As the country has been battered by icy winds and heavy snowfall, new science suggests that shooters should hold fire on woodcock during prolonged frozen conditions
Shooters across Europe have been advised to reduce the number of woodcock they shoot during cold weather. New research suggests that for every four consecutive days of frozen conditions, the birds need a week to recover — and shooting should be balanced to allow the birds to do so.
The paper, published in the Journal of Applied Ecology, was written by Dr Andrew Hoodless, head of wetland research at the Game & Wildlife Conservation Trust, Dr Carlos Sánchez-Garcia, director of research at Fundación Artemisan, and Owen Williams, director of the Woodcock Network and guest speaker at the Shooting Times Woodcock Club dinner last Saturday.
Woodcock need a reprieve
The experts explained that woodcock face a daily trade-off during winter months — if they carry too little fat they risk starving, but if they carry too much, it is more difficult for them to escape from predators.
The study involved the dissection of 221 woodcock collected from shoots in Britain during winter to examine the relationship between fat levels and body weight, and how much energy the birds are able to call on during cold seasons, compared with the weights of woodcock captured at ringing sites at a different time of year.

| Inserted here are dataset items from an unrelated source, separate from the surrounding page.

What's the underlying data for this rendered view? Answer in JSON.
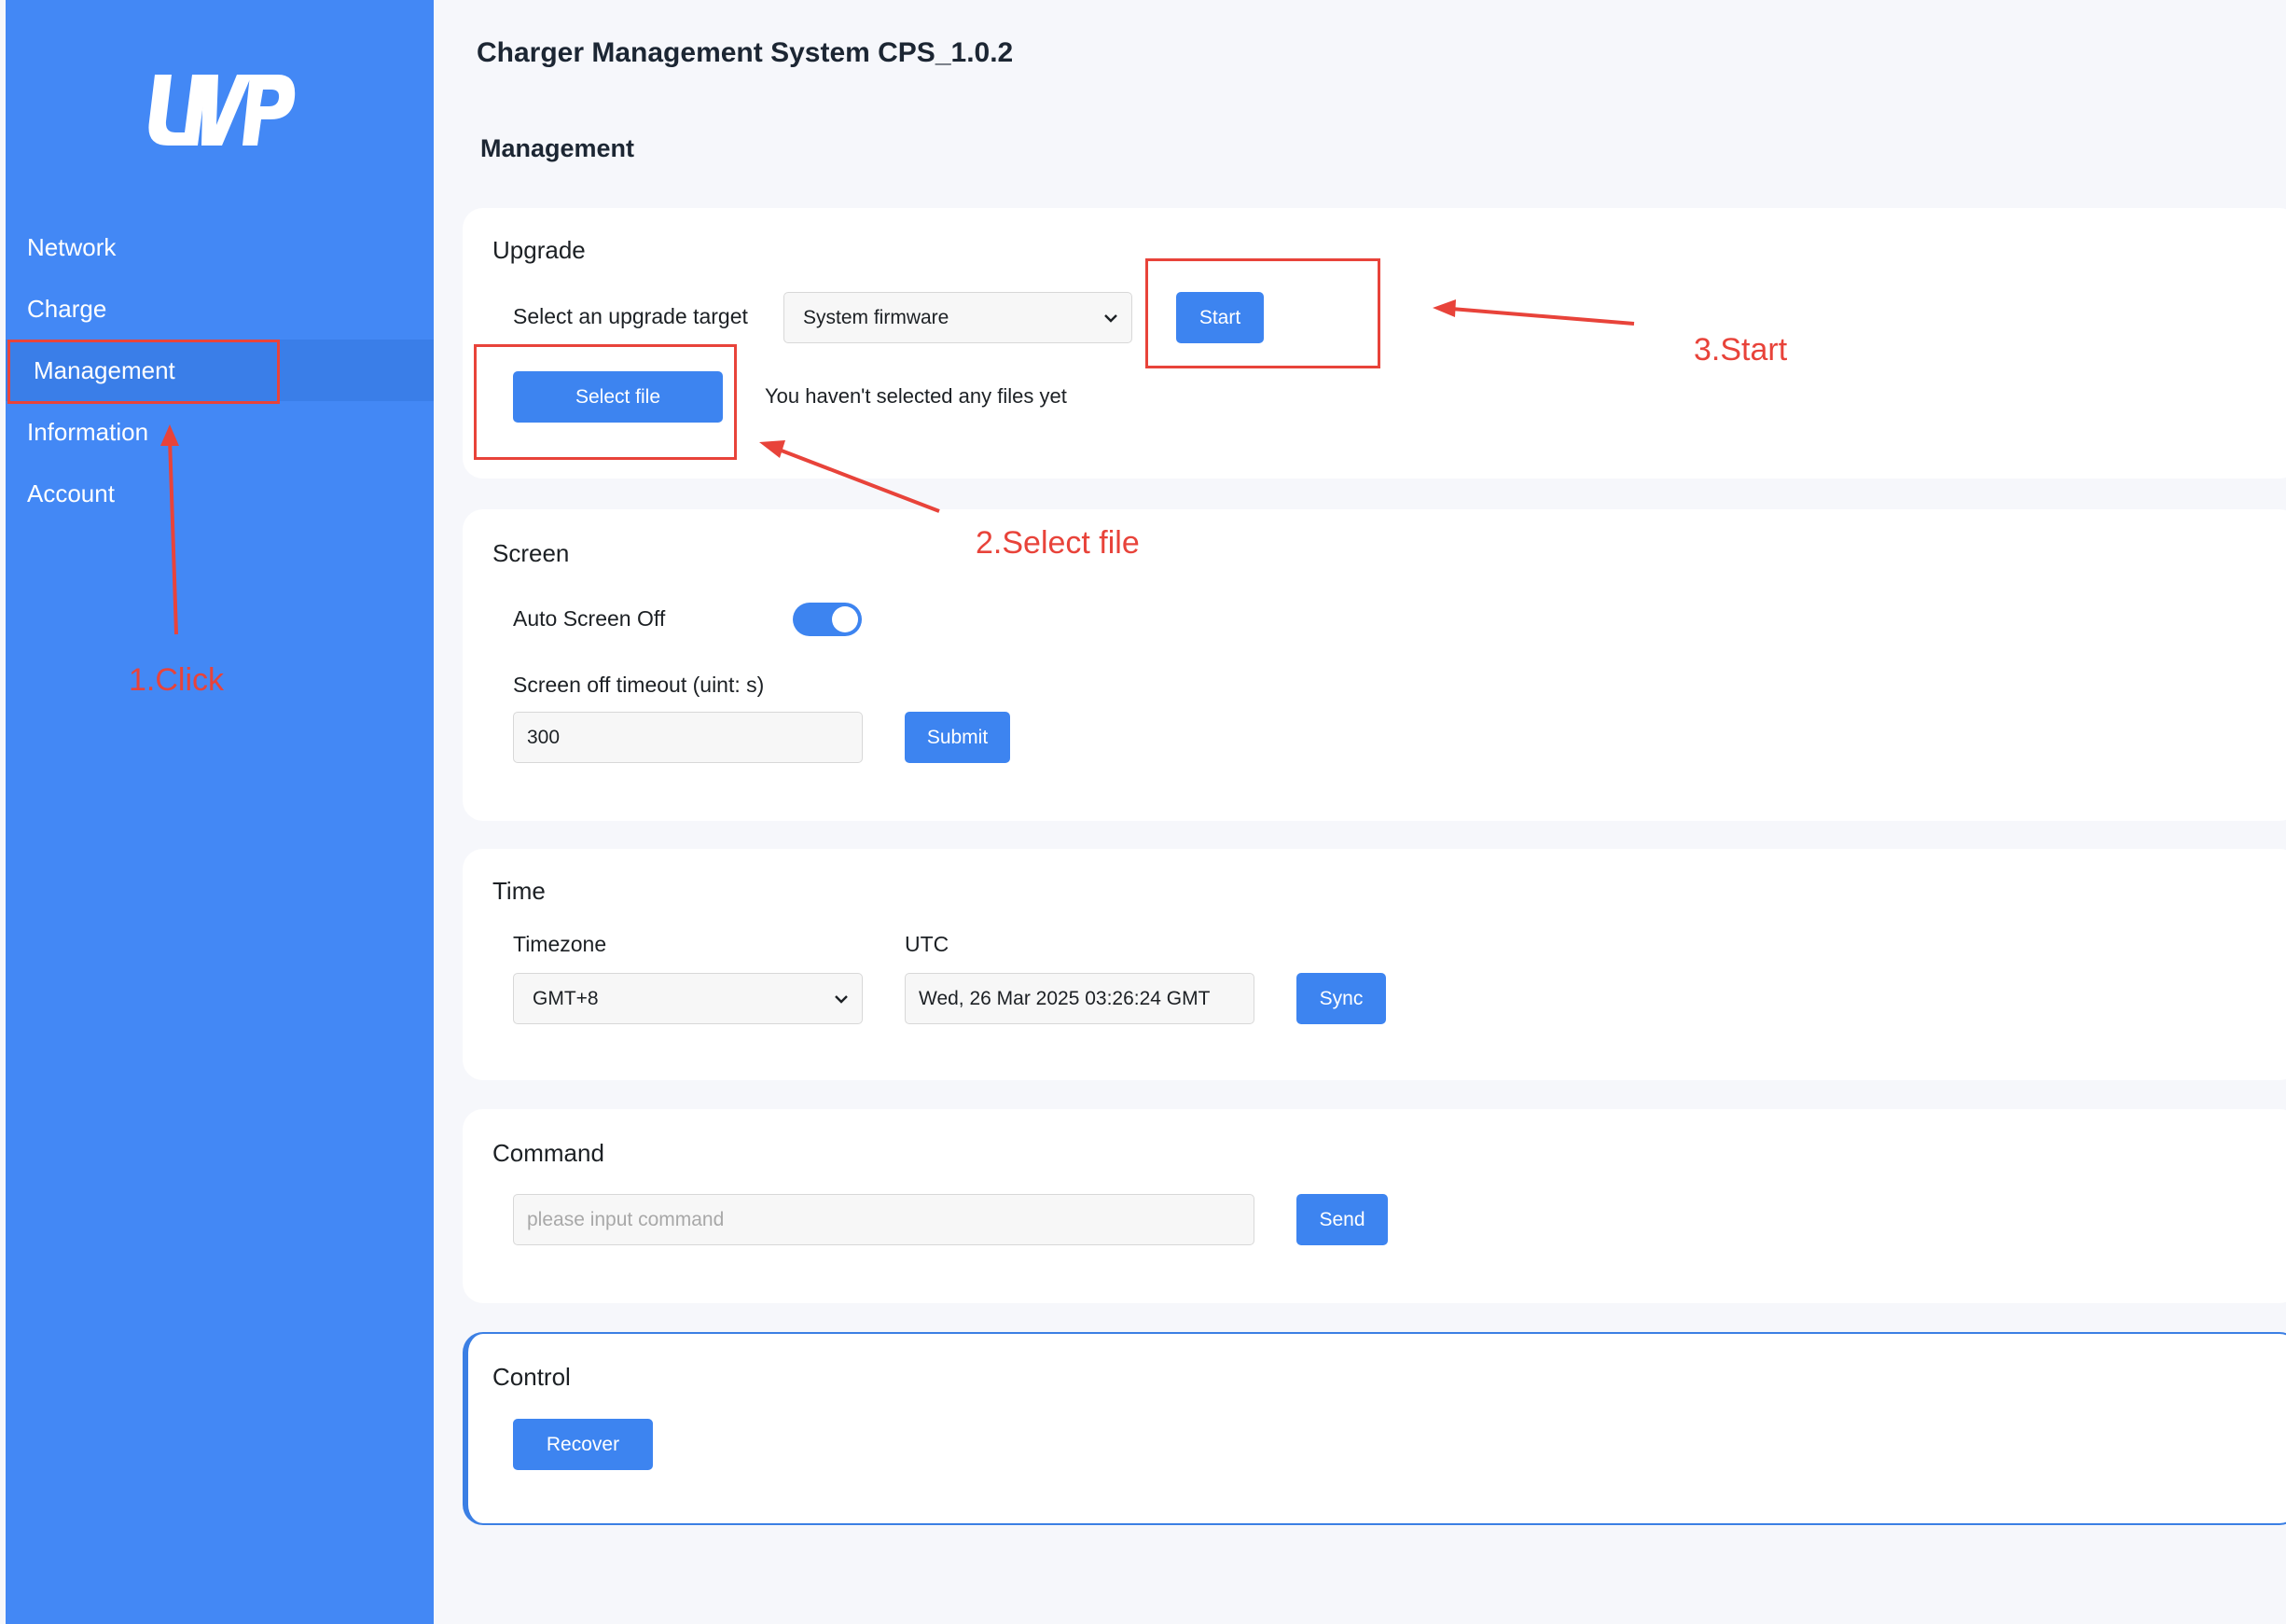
{
  "app": {
    "title": "Charger Management System CPS_1.0.2"
  },
  "page": {
    "title": "Management"
  },
  "sidebar": {
    "logo_icon": "uvp-logo",
    "items": [
      {
        "label": "Network",
        "active": false
      },
      {
        "label": "Charge",
        "active": false
      },
      {
        "label": "Management",
        "active": true
      },
      {
        "label": "Information",
        "active": false
      },
      {
        "label": "Account",
        "active": false
      }
    ]
  },
  "upgrade": {
    "title": "Upgrade",
    "target_label": "Select an upgrade target",
    "target_value": "System firmware",
    "start_label": "Start",
    "select_file_label": "Select file",
    "file_status": "You haven't selected any files yet"
  },
  "screen": {
    "title": "Screen",
    "auto_off_label": "Auto Screen Off",
    "auto_off_enabled": true,
    "timeout_label": "Screen off timeout (uint: s)",
    "timeout_value": "300",
    "submit_label": "Submit"
  },
  "time": {
    "title": "Time",
    "timezone_label": "Timezone",
    "timezone_value": "GMT+8",
    "utc_label": "UTC",
    "utc_value": "Wed, 26 Mar 2025 03:26:24 GMT",
    "sync_label": "Sync"
  },
  "command": {
    "title": "Command",
    "placeholder": "please input command",
    "send_label": "Send"
  },
  "control": {
    "title": "Control",
    "recover_label": "Recover"
  },
  "annotations": {
    "step1": "1.Click",
    "step2": "2.Select file",
    "step3": "3.Start",
    "color": "#e8433a"
  },
  "colors": {
    "sidebar": "#4388f5",
    "sidebar_active": "#3a7ee8",
    "button": "#3d84f0",
    "background": "#f6f7fb"
  }
}
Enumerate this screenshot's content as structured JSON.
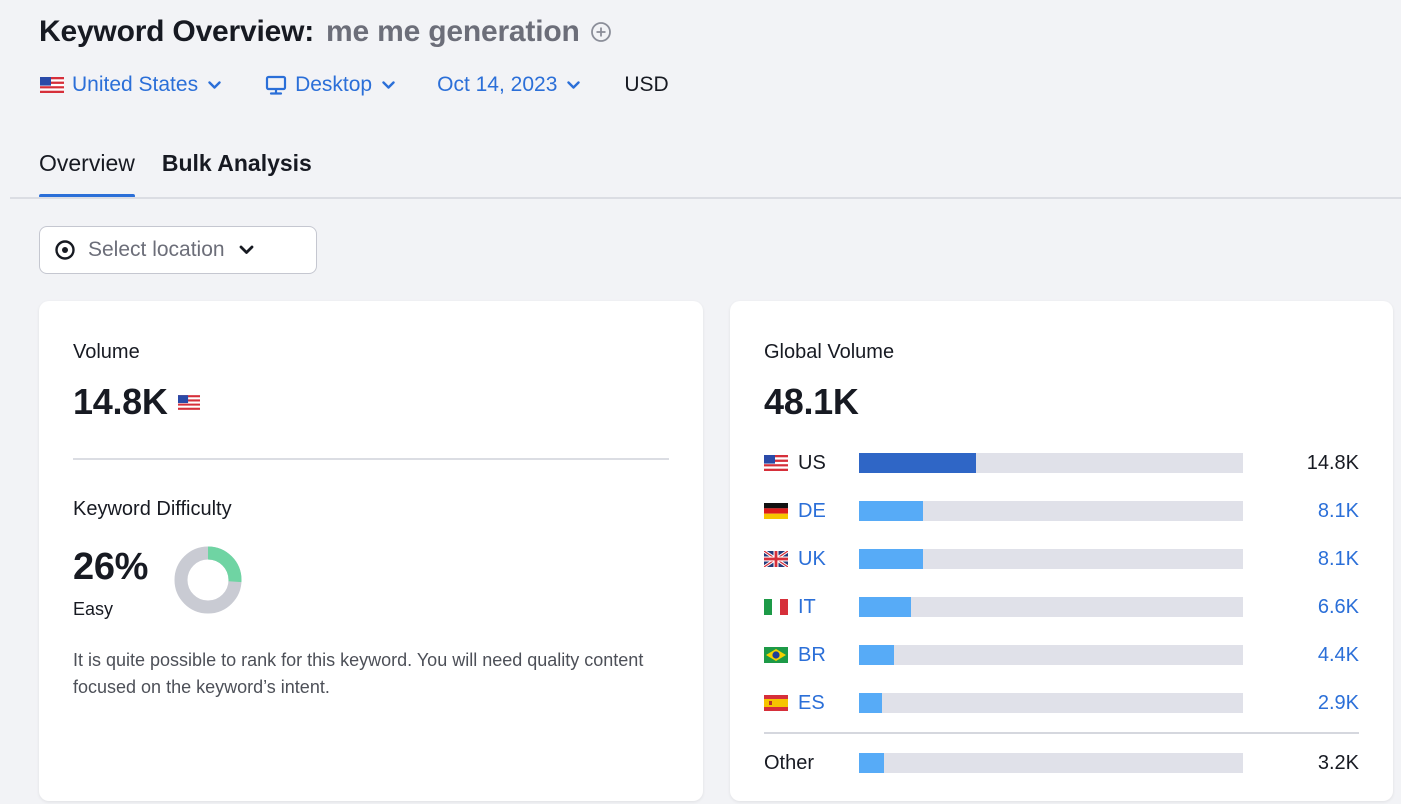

The findings suggested that woodcock can compensate for difficult feeding conditions at night by increasing the time spent feeding during the day. However, if long-term frozen conditions set in, the birds face the risk of starving to death within a week.
Shooting should be restricted
Researchers also found that during a cold spell in the UK, woodcock could make escape flights of up to 860km or withstand frozen conditions without feeding for six days. In light of this, the experts said to reduce the effects of cold weather on woodcock, shooting should be restricted before the birds’ energy reserves are depleted.
“We suggest that shooters across Europe should adopt a more cautious approach to shooting woodcock in cold weather,” said Dr Hoodless. “They should stop after four days of frozen conditions and allow the birds at least seven days to recover after the end of the cold period before shooting recommences.
“We think statutory authorities across Europe should adopt a consistent approach and consider a regional system for an alert advising cessation of woodcock shooting after four days of frozen conditions across an appropriate range of inland sites.”
Dr Hoodless also called on shooters to spread the word on how they could protect woodcock: “Shooting organisations and hunters’ clubs could play an active role, especially through social media, in quickly raising awareness of adverse conditions and promoting good practice.”